Kirchentag in Dortmund: Rechtsextreme ohne Rückhalt
Ein Stadtrundgang durch Dortmund führt an die Orte rechten Terrors. Aber auch an die der Opfer und des Widerstands.
DORTMUND taz | „Bitte nicht draufsetzen, das ist ein Denkmal“, ruft jemand. Rund 100 Menschen stehen am Dortmunder Hauptbahnhof, Ausgang Nordstadt, vor einem rechteckigen Stein, bei dem unten eine Ecke fehlt. Die Gedenkstätte für die Opfer des NSU trägt ihre Namen. Drei Kilometer von hier sei der Kiosk, in dem Mehmet Kubaşık vor 13 Jahren vom NSU erschossen wurde, erzählt Jana Wolter.
Die Theologiestudentin vom Dortmunder Arbeitskreis Christen gegen Rechtsextremismus führt durch die Stadt, entlang der Orte, die erklären, warum Dortmund als Nazi-Hochburg gilt. Sie ist unterwegs mit Friedrich G., seinen ganzen Namen will er nicht unbedingt nennen, er lebe in Dorstfeld: „Zwar in Oberdorstfeld, da ist eigentlich nur ein Skinhead mit Thor-Steinar-Shirt unterwegs.“ Aber in Unterdorstfeld leben etwa 30 Rechtsextreme.

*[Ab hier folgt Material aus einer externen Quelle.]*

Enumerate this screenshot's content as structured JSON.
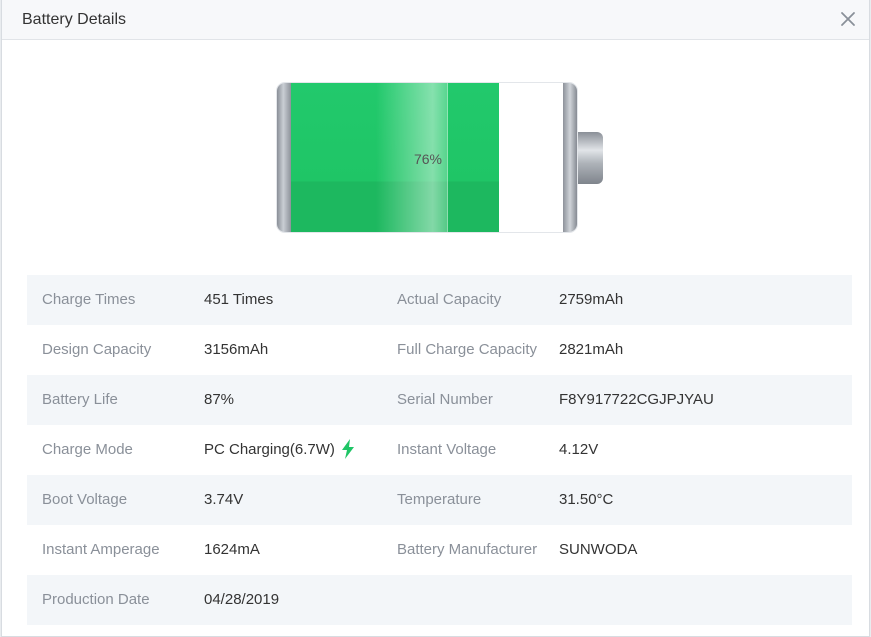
{
  "dialog": {
    "title": "Battery Details"
  },
  "battery": {
    "percent": 76,
    "percent_label": "76%",
    "fill_color": "#1fc566"
  },
  "details": [
    [
      {
        "label": "Charge Times",
        "value": "451 Times"
      },
      {
        "label": "Actual Capacity",
        "value": "2759mAh"
      }
    ],
    [
      {
        "label": "Design Capacity",
        "value": "3156mAh"
      },
      {
        "label": "Full Charge Capacity",
        "value": "2821mAh"
      }
    ],
    [
      {
        "label": "Battery Life",
        "value": "87%"
      },
      {
        "label": "Serial Number",
        "value": "F8Y917722CGJPJYAU"
      }
    ],
    [
      {
        "label": "Charge Mode",
        "value": "PC Charging(6.7W)",
        "icon": "lightning-bolt-icon"
      },
      {
        "label": "Instant Voltage",
        "value": "4.12V"
      }
    ],
    [
      {
        "label": "Boot Voltage",
        "value": "3.74V"
      },
      {
        "label": "Temperature",
        "value": "31.50°C"
      }
    ],
    [
      {
        "label": "Instant Amperage",
        "value": "1624mA"
      },
      {
        "label": "Battery Manufacturer",
        "value": "SUNWODA"
      }
    ],
    [
      {
        "label": "Production Date",
        "value": "04/28/2019"
      }
    ]
  ],
  "colors": {
    "accent_green": "#1fc566",
    "row_alt_bg": "#f3f6f9",
    "label_text": "#8a9099"
  }
}
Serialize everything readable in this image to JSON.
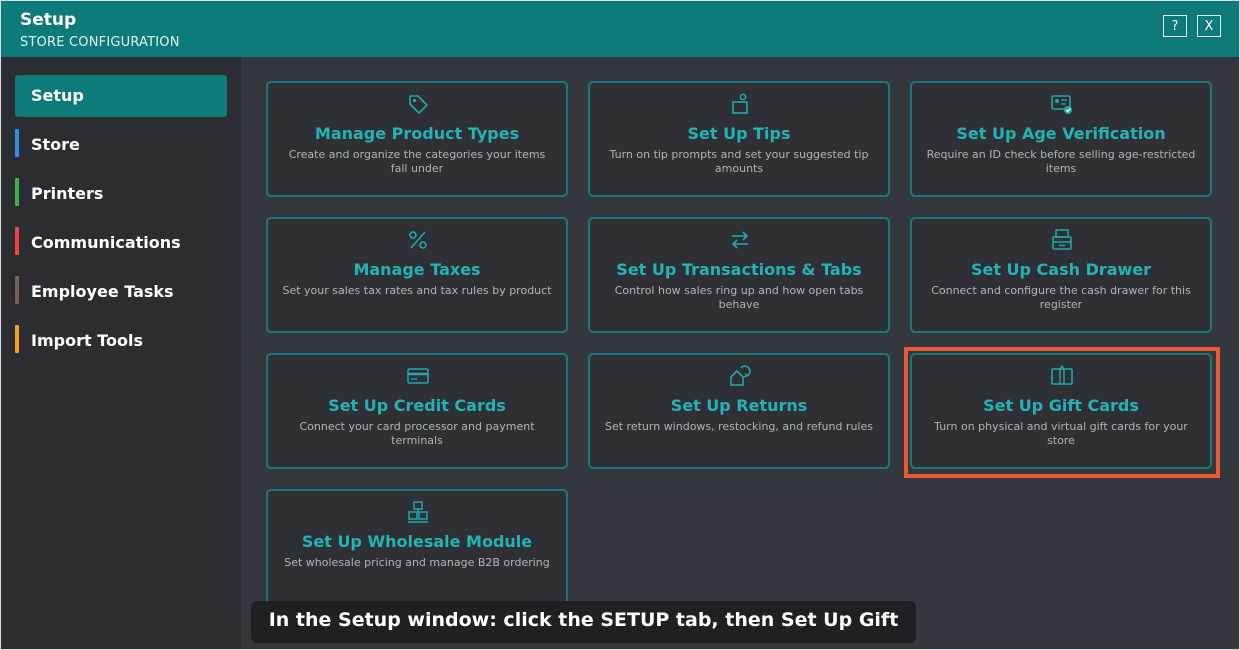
{
  "window": {
    "title": "Setup",
    "subtitle": "STORE CONFIGURATION",
    "help_label": "?",
    "close_label": "X"
  },
  "sidebar": {
    "items": [
      {
        "label": "Setup",
        "active": true
      },
      {
        "label": "Store",
        "color": "#2f8fe6"
      },
      {
        "label": "Printers",
        "color": "#3db24a"
      },
      {
        "label": "Communications",
        "color": "#e94545"
      },
      {
        "label": "Employee Tasks",
        "color": "#7a5c58"
      },
      {
        "label": "Import Tools",
        "color": "#f1a020"
      }
    ]
  },
  "cards": [
    {
      "icon": "tag-icon",
      "title": "Manage Product Types",
      "desc": "Create and organize the categories your items fall under"
    },
    {
      "icon": "tip-jar-icon",
      "title": "Set Up Tips",
      "desc": "Turn on tip prompts and set your suggested tip amounts"
    },
    {
      "icon": "id-card-check-icon",
      "title": "Set Up Age Verification",
      "desc": "Require an ID check before selling age-restricted items"
    },
    {
      "icon": "percent-icon",
      "title": "Manage Taxes",
      "desc": "Set your sales tax rates and tax rules by product"
    },
    {
      "icon": "swap-arrows-icon",
      "title": "Set Up Transactions & Tabs",
      "desc": "Control how sales ring up and how open tabs behave"
    },
    {
      "icon": "cash-drawer-icon",
      "title": "Set Up Cash Drawer",
      "desc": "Connect and configure the cash drawer for this register"
    },
    {
      "icon": "credit-card-icon",
      "title": "Set Up Credit Cards",
      "desc": "Connect your card processor and payment terminals"
    },
    {
      "icon": "return-icon",
      "title": "Set Up Returns",
      "desc": "Set return windows, restocking, and refund rules"
    },
    {
      "icon": "gift-card-icon",
      "title": "Set Up Gift Cards",
      "desc": "Turn on physical and virtual gift cards for your store"
    },
    {
      "icon": "wholesale-boxes-icon",
      "title": "Set Up Wholesale Module",
      "desc": "Set wholesale pricing and manage B2B ordering"
    }
  ],
  "caption": "In the Setup window: click the SETUP tab, then Set Up Gift Cards.",
  "colors": {
    "accent": "#0e7b7b",
    "card_title": "#22b4b4",
    "highlight": "#ea5a37"
  }
}
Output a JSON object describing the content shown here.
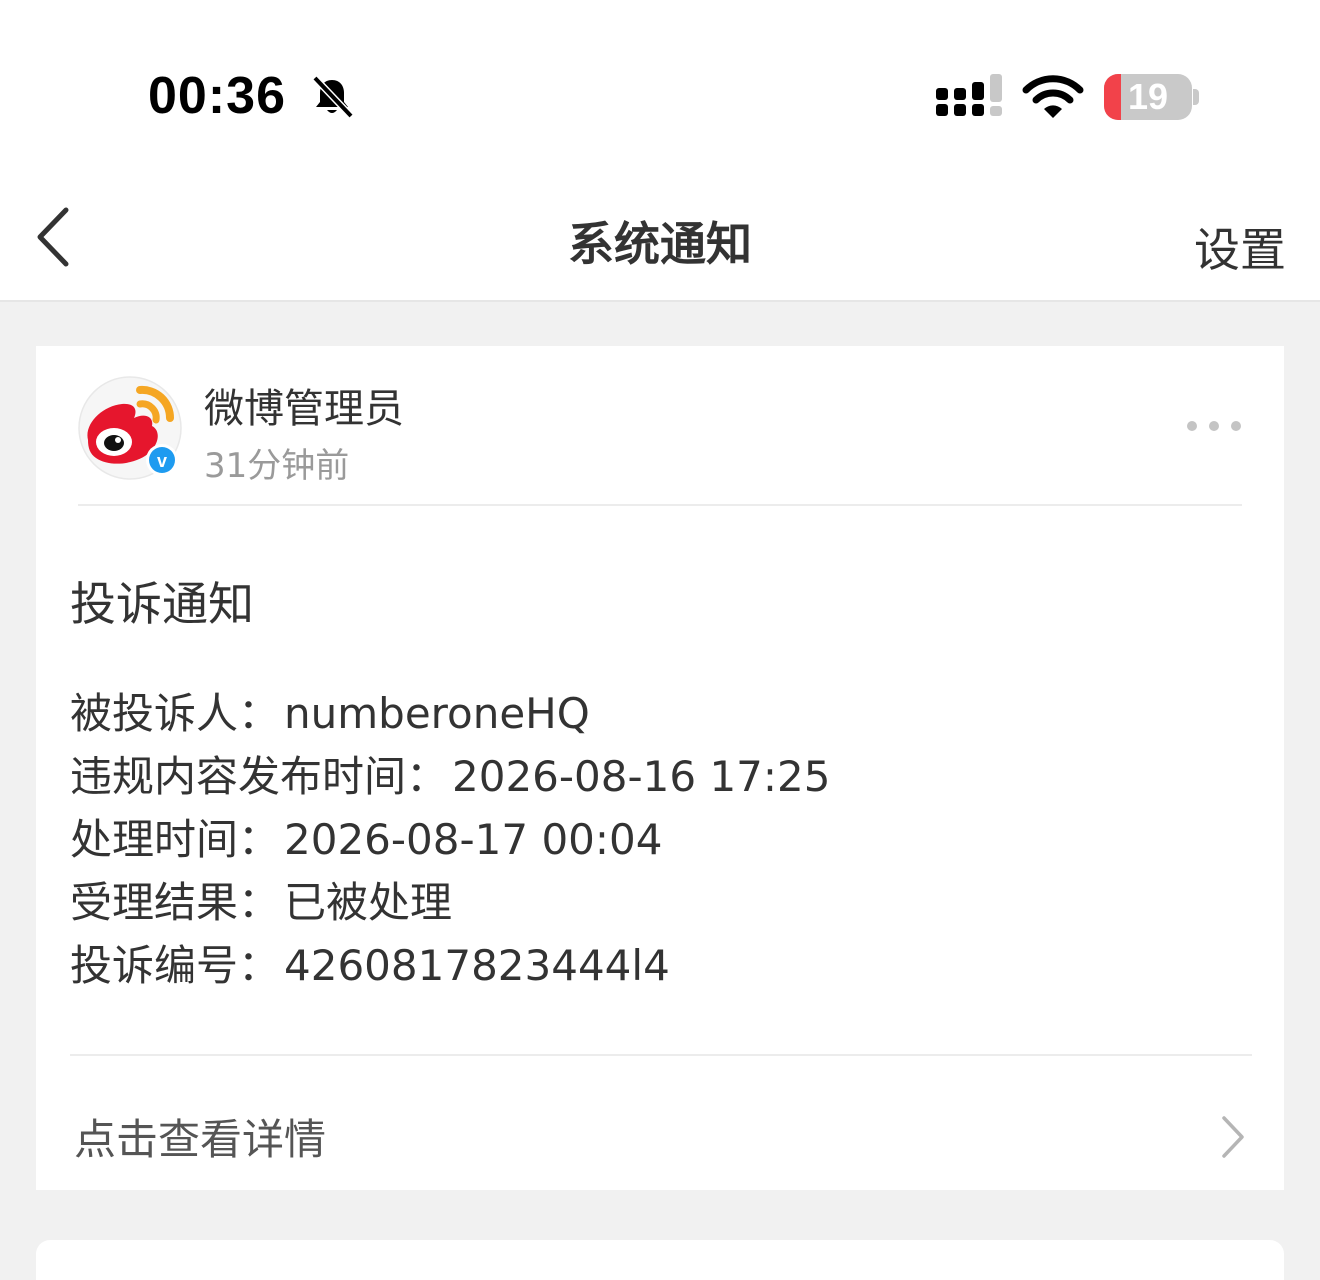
{
  "status_bar": {
    "time": "00:36",
    "battery_level": "19",
    "battery_fraction": 0.19,
    "icons": [
      "bell-slash-icon",
      "cellular-signal-icon",
      "wifi-icon",
      "battery-charging-icon"
    ]
  },
  "nav": {
    "title": "系统通知",
    "settings_label": "设置",
    "back_icon": "chevron-left-icon"
  },
  "message": {
    "sender_name": "微博管理员",
    "time_ago": "31分钟前",
    "avatar": "weibo-logo",
    "verified_badge": "v",
    "title": "投诉通知",
    "details": [
      {
        "label": "被投诉人：",
        "value": "numberoneHQ"
      },
      {
        "label": "违规内容发布时间：",
        "value": "2026-08-16 17:25"
      },
      {
        "label": "处理时间：",
        "value": "2026-08-17 00:04"
      },
      {
        "label": "受理结果：",
        "value": "已被处理"
      },
      {
        "label": "投诉编号：",
        "value": "4260817823444l4"
      }
    ],
    "link_label": "点击查看详情"
  },
  "colors": {
    "background": "#f1f1f1",
    "card": "#ffffff",
    "battery_red": "#f2424a",
    "verified_blue": "#1e9bf0",
    "weibo_red": "#e6162d",
    "weibo_orange": "#f5a623"
  }
}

Dorstfeld Nazi-Kiez, das schreiben sie selbst auf Hauswände.
Die Orte des Stadtrundgangs erinnern an die rechtsextremen, teils tödlichen Gewalttaten der letzten Jahre. Sie erinnern aber auch an die Opfer – und an den Widerstand. Gegen Antisemismus und Rechtsextremismus einzustehen ist die Pflicht der Christen“, sagt Friedrich G. Da diese Pflicht historisch nicht immer erfüllt wurde, fragt der Kirchentag nach der gesellschaftlichen Verantwortung von Christ:innen.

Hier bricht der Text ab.